Because the new sensibility demands less ‘content’ in art, and is more open to the pleasures of ‘form’ and style, it is also less snobbish, less moralistic — in that it does not demand that pleasure in art necessarily be associated with edification. If art is understood as a form of discipline of the feelings and a programming of sensations, then the feeling (or sensation) given off by a Rauschenberg painting might be like that of a song by the Supremes. The brio and elegance of Budd Boetticher’s The Rise and Fall of Legs Diamond or the singing style of Dionne Warwick can be appreciated as a complex and pleasurable event. They are experienced without condescension.
– Susan Sontag, “One Culture and the New Sensibility,” 1965
[I’ve been under the impression for a long time that Sontag mentioning the Supremes and Dionne Warwick was a Big Deal. To this McLuhan/Aesthetics of Rock fan, it all seems a bit so-what to me, but perhaps in context, in 1965 — inside the halls of academia? — assigning value to the Supremes did signal some kind of line being crossed. I don’t know. I’ve also heard that Sontag later shrugged off whatever affinities she once expressed for pop, though I’ve never seen the evidence of such.]
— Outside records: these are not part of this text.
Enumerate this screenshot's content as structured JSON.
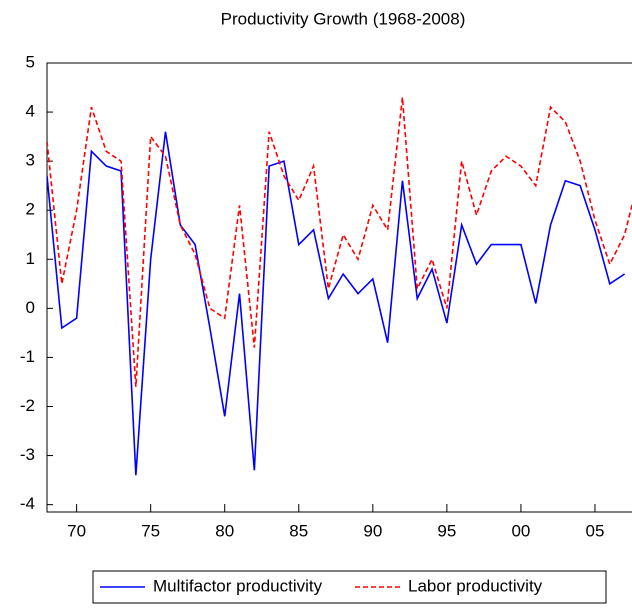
{
  "chart_data": {
    "type": "line",
    "title": "Productivity Growth (1968-2008)",
    "x": [
      1968,
      1969,
      1970,
      1971,
      1972,
      1973,
      1974,
      1975,
      1976,
      1977,
      1978,
      1979,
      1980,
      1981,
      1982,
      1983,
      1984,
      1985,
      1986,
      1987,
      1988,
      1989,
      1990,
      1991,
      1992,
      1993,
      1994,
      1995,
      1996,
      1997,
      1998,
      1999,
      2000,
      2001,
      2002,
      2003,
      2004,
      2005,
      2006,
      2007,
      2008
    ],
    "series": [
      {
        "name": "Multifactor productivity",
        "color": "#0000ff",
        "dash": "solid",
        "values": [
          2.7,
          -0.4,
          -0.2,
          3.2,
          2.9,
          2.8,
          -3.4,
          1.0,
          3.6,
          1.7,
          1.3,
          -0.4,
          -2.2,
          0.3,
          -3.3,
          2.9,
          3.0,
          1.3,
          1.6,
          0.2,
          0.7,
          0.3,
          0.6,
          -0.7,
          2.6,
          0.2,
          0.8,
          -0.3,
          1.7,
          0.9,
          1.3,
          1.3,
          1.3,
          0.1,
          1.7,
          2.6,
          2.5,
          1.6,
          0.5,
          0.7,
          null
        ]
      },
      {
        "name": "Labor productivity",
        "color": "#ff0000",
        "dash": "dashed",
        "values": [
          3.4,
          0.5,
          2.0,
          4.1,
          3.2,
          3.0,
          -1.6,
          3.5,
          3.1,
          1.7,
          1.1,
          0.0,
          -0.2,
          2.1,
          -0.8,
          3.6,
          2.7,
          2.2,
          2.9,
          0.4,
          1.5,
          1.0,
          2.1,
          1.6,
          4.3,
          0.4,
          1.0,
          0.0,
          3.0,
          1.9,
          2.8,
          3.1,
          2.9,
          2.5,
          4.1,
          3.8,
          3.0,
          1.8,
          0.9,
          1.5,
          2.7
        ]
      }
    ],
    "xlim": [
      1968,
      2007.5
    ],
    "xticks": [
      {
        "value": 1970,
        "label": "70"
      },
      {
        "value": 1975,
        "label": "75"
      },
      {
        "value": 1980,
        "label": "80"
      },
      {
        "value": 1985,
        "label": "85"
      },
      {
        "value": 1990,
        "label": "90"
      },
      {
        "value": 1995,
        "label": "95"
      },
      {
        "value": 2000,
        "label": "00"
      },
      {
        "value": 2005,
        "label": "05"
      }
    ],
    "ylim": [
      -4.15,
      5
    ],
    "yticks": [
      -4,
      -3,
      -2,
      -1,
      0,
      1,
      2,
      3,
      4,
      5
    ],
    "legend": "bottom"
  }
}
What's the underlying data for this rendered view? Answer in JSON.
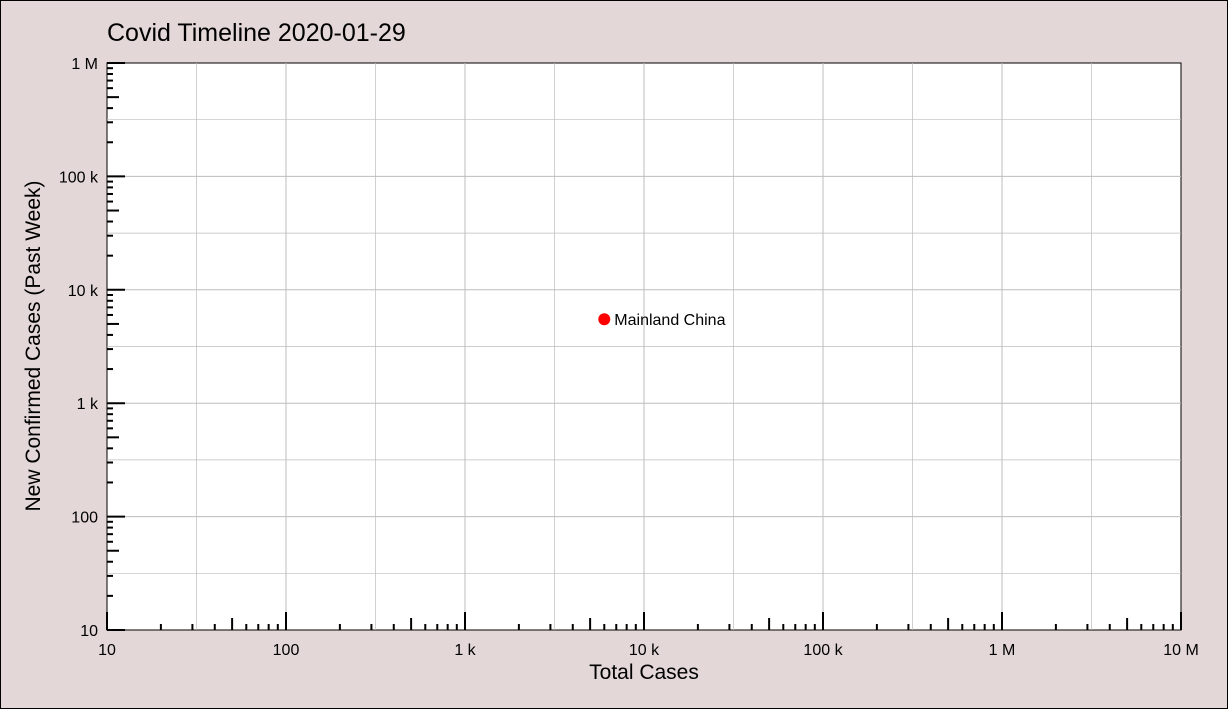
{
  "chart_data": {
    "type": "scatter",
    "title": "Covid Timeline 2020-01-29",
    "xlabel": "Total Cases",
    "ylabel": "New Confirmed Cases (Past Week)",
    "x_scale": "log",
    "y_scale": "log",
    "xlim": [
      10,
      10000000
    ],
    "ylim": [
      10,
      1000000
    ],
    "grid": true,
    "x_ticks": [
      {
        "value": 10,
        "label": "10"
      },
      {
        "value": 100,
        "label": "100"
      },
      {
        "value": 1000,
        "label": "1 k"
      },
      {
        "value": 10000,
        "label": "10 k"
      },
      {
        "value": 100000,
        "label": "100 k"
      },
      {
        "value": 1000000,
        "label": "1 M"
      },
      {
        "value": 10000000,
        "label": "10 M"
      }
    ],
    "y_ticks": [
      {
        "value": 10,
        "label": "10"
      },
      {
        "value": 100,
        "label": "100"
      },
      {
        "value": 1000,
        "label": "1 k"
      },
      {
        "value": 10000,
        "label": "10 k"
      },
      {
        "value": 100000,
        "label": "100 k"
      },
      {
        "value": 1000000,
        "label": "1 M"
      }
    ],
    "points": [
      {
        "label": "Mainland China",
        "x": 6000,
        "y": 5500,
        "color": "#ff0000"
      }
    ]
  },
  "colors": {
    "background": "#e3d7d7",
    "plot_background": "#ffffff",
    "grid": "#bdbdbd",
    "point": "#ff0000"
  }
}
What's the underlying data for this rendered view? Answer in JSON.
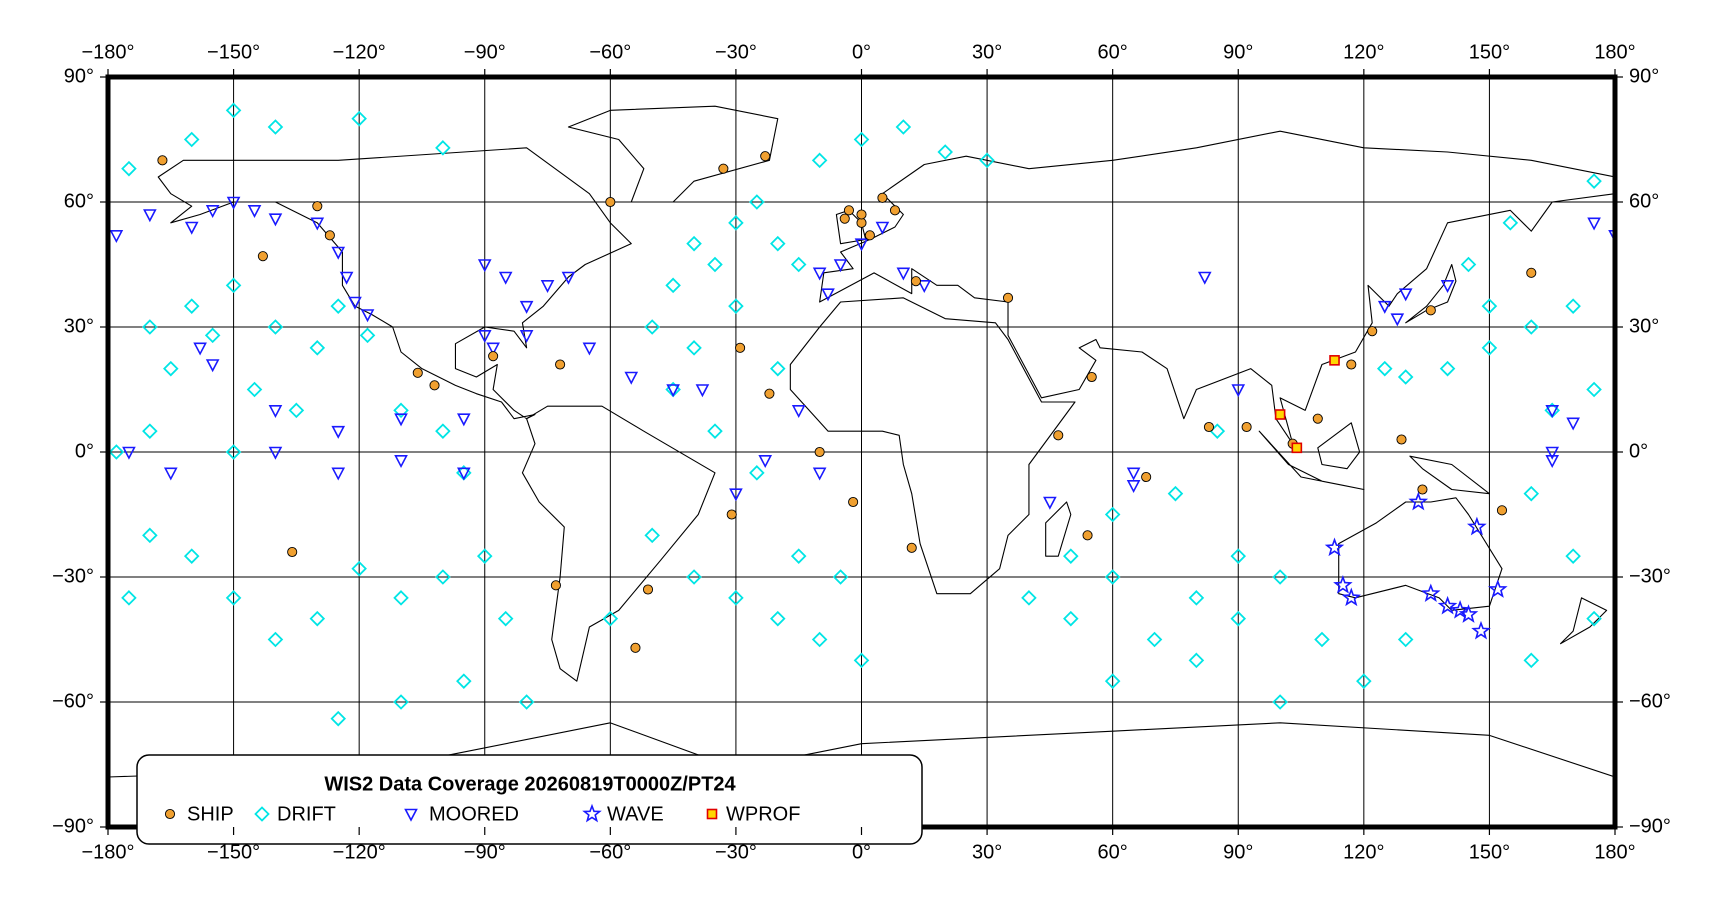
{
  "map": {
    "title": "WIS2 Data Coverage 20260819T0000Z/PT24",
    "xlim": [
      -180,
      180
    ],
    "ylim": [
      -90,
      90
    ],
    "xticks": [
      {
        "value": -180,
        "label": "−180°"
      },
      {
        "value": -150,
        "label": "−150°"
      },
      {
        "value": -120,
        "label": "−120°"
      },
      {
        "value": -90,
        "label": "−90°"
      },
      {
        "value": -60,
        "label": "−60°"
      },
      {
        "value": -30,
        "label": "−30°"
      },
      {
        "value": 0,
        "label": "0°"
      },
      {
        "value": 30,
        "label": "30°"
      },
      {
        "value": 60,
        "label": "60°"
      },
      {
        "value": 90,
        "label": "90°"
      },
      {
        "value": 120,
        "label": "120°"
      },
      {
        "value": 150,
        "label": "150°"
      },
      {
        "value": 180,
        "label": "180°"
      }
    ],
    "yticks": [
      {
        "value": 90,
        "label": "90°"
      },
      {
        "value": 60,
        "label": "60°"
      },
      {
        "value": 30,
        "label": "30°"
      },
      {
        "value": 0,
        "label": "0°"
      },
      {
        "value": -30,
        "label": "−30°"
      },
      {
        "value": -60,
        "label": "−60°"
      },
      {
        "value": -90,
        "label": "−90°"
      }
    ],
    "grid": true,
    "series": [
      {
        "name": "SHIP",
        "marker": "circle",
        "color": "#f0a030",
        "points": [
          [
            -167,
            70
          ],
          [
            -130,
            59
          ],
          [
            -127,
            52
          ],
          [
            -143,
            47
          ],
          [
            -136,
            -24
          ],
          [
            -106,
            19
          ],
          [
            -102,
            16
          ],
          [
            -88,
            23
          ],
          [
            -72,
            21
          ],
          [
            -60,
            60
          ],
          [
            -33,
            68
          ],
          [
            -23,
            71
          ],
          [
            -29,
            25
          ],
          [
            -22,
            14
          ],
          [
            -31,
            -15
          ],
          [
            -10,
            0
          ],
          [
            -2,
            -12
          ],
          [
            12,
            -23
          ],
          [
            -51,
            -33
          ],
          [
            -54,
            -47
          ],
          [
            -73,
            -32
          ],
          [
            0,
            55
          ],
          [
            2,
            52
          ],
          [
            -3,
            58
          ],
          [
            5,
            61
          ],
          [
            8,
            58
          ],
          [
            13,
            41
          ],
          [
            35,
            37
          ],
          [
            55,
            18
          ],
          [
            47,
            4
          ],
          [
            68,
            -6
          ],
          [
            54,
            -20
          ],
          [
            83,
            6
          ],
          [
            92,
            6
          ],
          [
            103,
            2
          ],
          [
            109,
            8
          ],
          [
            117,
            21
          ],
          [
            122,
            29
          ],
          [
            129,
            3
          ],
          [
            134,
            -9
          ],
          [
            153,
            -14
          ],
          [
            160,
            43
          ],
          [
            136,
            34
          ],
          [
            -4,
            56
          ],
          [
            0,
            57
          ]
        ]
      },
      {
        "name": "DRIFT",
        "marker": "diamond",
        "color": "#00e5e5",
        "points": [
          [
            -175,
            68
          ],
          [
            -160,
            75
          ],
          [
            -150,
            82
          ],
          [
            -140,
            78
          ],
          [
            -120,
            80
          ],
          [
            -100,
            73
          ],
          [
            -170,
            30
          ],
          [
            -165,
            20
          ],
          [
            -160,
            35
          ],
          [
            -155,
            28
          ],
          [
            -150,
            40
          ],
          [
            -145,
            15
          ],
          [
            -140,
            30
          ],
          [
            -135,
            10
          ],
          [
            -130,
            25
          ],
          [
            -125,
            35
          ],
          [
            -118,
            28
          ],
          [
            -110,
            10
          ],
          [
            -100,
            5
          ],
          [
            -95,
            -5
          ],
          [
            -170,
            -20
          ],
          [
            -160,
            -25
          ],
          [
            -150,
            -35
          ],
          [
            -140,
            -45
          ],
          [
            -130,
            -40
          ],
          [
            -120,
            -28
          ],
          [
            -110,
            -35
          ],
          [
            -100,
            -30
          ],
          [
            -90,
            -25
          ],
          [
            -85,
            -40
          ],
          [
            -80,
            -60
          ],
          [
            -95,
            -55
          ],
          [
            -110,
            -60
          ],
          [
            -125,
            -64
          ],
          [
            -60,
            -40
          ],
          [
            -50,
            -20
          ],
          [
            -40,
            -30
          ],
          [
            -30,
            -35
          ],
          [
            -20,
            -40
          ],
          [
            -10,
            -45
          ],
          [
            0,
            -50
          ],
          [
            -5,
            -30
          ],
          [
            -15,
            -25
          ],
          [
            -45,
            40
          ],
          [
            -40,
            50
          ],
          [
            -35,
            45
          ],
          [
            -30,
            55
          ],
          [
            -25,
            60
          ],
          [
            -20,
            50
          ],
          [
            -15,
            45
          ],
          [
            -50,
            30
          ],
          [
            -40,
            25
          ],
          [
            -30,
            35
          ],
          [
            -20,
            20
          ],
          [
            -45,
            15
          ],
          [
            -35,
            5
          ],
          [
            -25,
            -5
          ],
          [
            -10,
            70
          ],
          [
            0,
            75
          ],
          [
            10,
            78
          ],
          [
            20,
            72
          ],
          [
            30,
            70
          ],
          [
            40,
            -35
          ],
          [
            50,
            -40
          ],
          [
            60,
            -30
          ],
          [
            70,
            -45
          ],
          [
            80,
            -35
          ],
          [
            90,
            -40
          ],
          [
            100,
            -30
          ],
          [
            110,
            -45
          ],
          [
            60,
            -55
          ],
          [
            80,
            -50
          ],
          [
            120,
            -55
          ],
          [
            130,
            -45
          ],
          [
            100,
            -60
          ],
          [
            140,
            20
          ],
          [
            150,
            25
          ],
          [
            160,
            30
          ],
          [
            170,
            35
          ],
          [
            165,
            10
          ],
          [
            175,
            15
          ],
          [
            160,
            -10
          ],
          [
            170,
            -25
          ],
          [
            150,
            35
          ],
          [
            145,
            45
          ],
          [
            155,
            55
          ],
          [
            175,
            65
          ],
          [
            130,
            18
          ],
          [
            125,
            20
          ],
          [
            85,
            5
          ],
          [
            75,
            -10
          ],
          [
            60,
            -15
          ],
          [
            50,
            -25
          ],
          [
            90,
            -25
          ],
          [
            160,
            -50
          ],
          [
            175,
            -40
          ],
          [
            -175,
            -35
          ],
          [
            -178,
            0
          ],
          [
            -170,
            5
          ],
          [
            -150,
            0
          ]
        ]
      },
      {
        "name": "MOORED",
        "marker": "triangle",
        "color": "#1a1aff",
        "points": [
          [
            -178,
            52
          ],
          [
            -175,
            0
          ],
          [
            -170,
            57
          ],
          [
            -165,
            -5
          ],
          [
            -160,
            54
          ],
          [
            -155,
            58
          ],
          [
            -150,
            60
          ],
          [
            -145,
            58
          ],
          [
            -140,
            56
          ],
          [
            -130,
            55
          ],
          [
            -125,
            48
          ],
          [
            -123,
            42
          ],
          [
            -121,
            36
          ],
          [
            -118,
            33
          ],
          [
            -155,
            21
          ],
          [
            -158,
            25
          ],
          [
            -140,
            10
          ],
          [
            -140,
            0
          ],
          [
            -125,
            5
          ],
          [
            -125,
            -5
          ],
          [
            -110,
            8
          ],
          [
            -110,
            -2
          ],
          [
            -95,
            8
          ],
          [
            -95,
            -5
          ],
          [
            -90,
            45
          ],
          [
            -85,
            42
          ],
          [
            -80,
            35
          ],
          [
            -75,
            40
          ],
          [
            -70,
            42
          ],
          [
            -80,
            28
          ],
          [
            -90,
            28
          ],
          [
            -88,
            25
          ],
          [
            -65,
            25
          ],
          [
            -55,
            18
          ],
          [
            -38,
            15
          ],
          [
            -30,
            -10
          ],
          [
            -23,
            -2
          ],
          [
            -10,
            -5
          ],
          [
            -5,
            45
          ],
          [
            0,
            50
          ],
          [
            5,
            54
          ],
          [
            10,
            43
          ],
          [
            15,
            40
          ],
          [
            -10,
            43
          ],
          [
            -8,
            38
          ],
          [
            82,
            42
          ],
          [
            90,
            15
          ],
          [
            125,
            35
          ],
          [
            130,
            38
          ],
          [
            128,
            32
          ],
          [
            140,
            40
          ],
          [
            165,
            10
          ],
          [
            165,
            0
          ],
          [
            170,
            7
          ],
          [
            175,
            55
          ],
          [
            180,
            52
          ],
          [
            165,
            -2
          ],
          [
            45,
            -12
          ],
          [
            65,
            -5
          ],
          [
            65,
            -8
          ],
          [
            -15,
            10
          ],
          [
            -45,
            15
          ]
        ]
      },
      {
        "name": "WAVE",
        "marker": "star",
        "color": "#1a1aff",
        "points": [
          [
            113,
            -23
          ],
          [
            115,
            -32
          ],
          [
            117,
            -35
          ],
          [
            133,
            -12
          ],
          [
            147,
            -18
          ],
          [
            136,
            -34
          ],
          [
            140,
            -37
          ],
          [
            143,
            -38
          ],
          [
            145,
            -39
          ],
          [
            148,
            -43
          ],
          [
            152,
            -33
          ]
        ]
      },
      {
        "name": "WPROF",
        "marker": "square",
        "color": "#ffd700",
        "stroke": "#e00000",
        "points": [
          [
            113,
            22
          ],
          [
            100,
            9
          ],
          [
            104,
            1
          ]
        ]
      }
    ]
  }
}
In his takedown of Sontag (included in The Dustbin of History), Greil Marcus quotes Sontag from a Time interview, 10/24/1988: “As for equating high and popular culture, she explains: ‘I made a few jolly references to things in popular culture that I enjoyed. I said, for instance, that one could enjoy both Jasper Johns and the Supremes. It isn’t as if I wrote an essay on the Supremes.” That always sounded pretty dismissive to me.
You’re right, Devin, thanks. I would have read that some years ago, and simply forgot the source. I did think of Marcus’s takedown of Sontag while posting this, but didn’t feel the need to pursue further evidence on the subject–don’t think I need his dismissal (though I’m sure he helped) to convince me that she’s basically full of shit here (I won’t dismiss her work entirely, not being familiar with hardly any of it). Even the original quote from ’65 is a bit laughable, especially the line “can be appreciated as a complex and pleasurable event.” See Nat Hentoff’s throwaway line about Ralph Gleason and “pop culture” in this post to begin to understand why.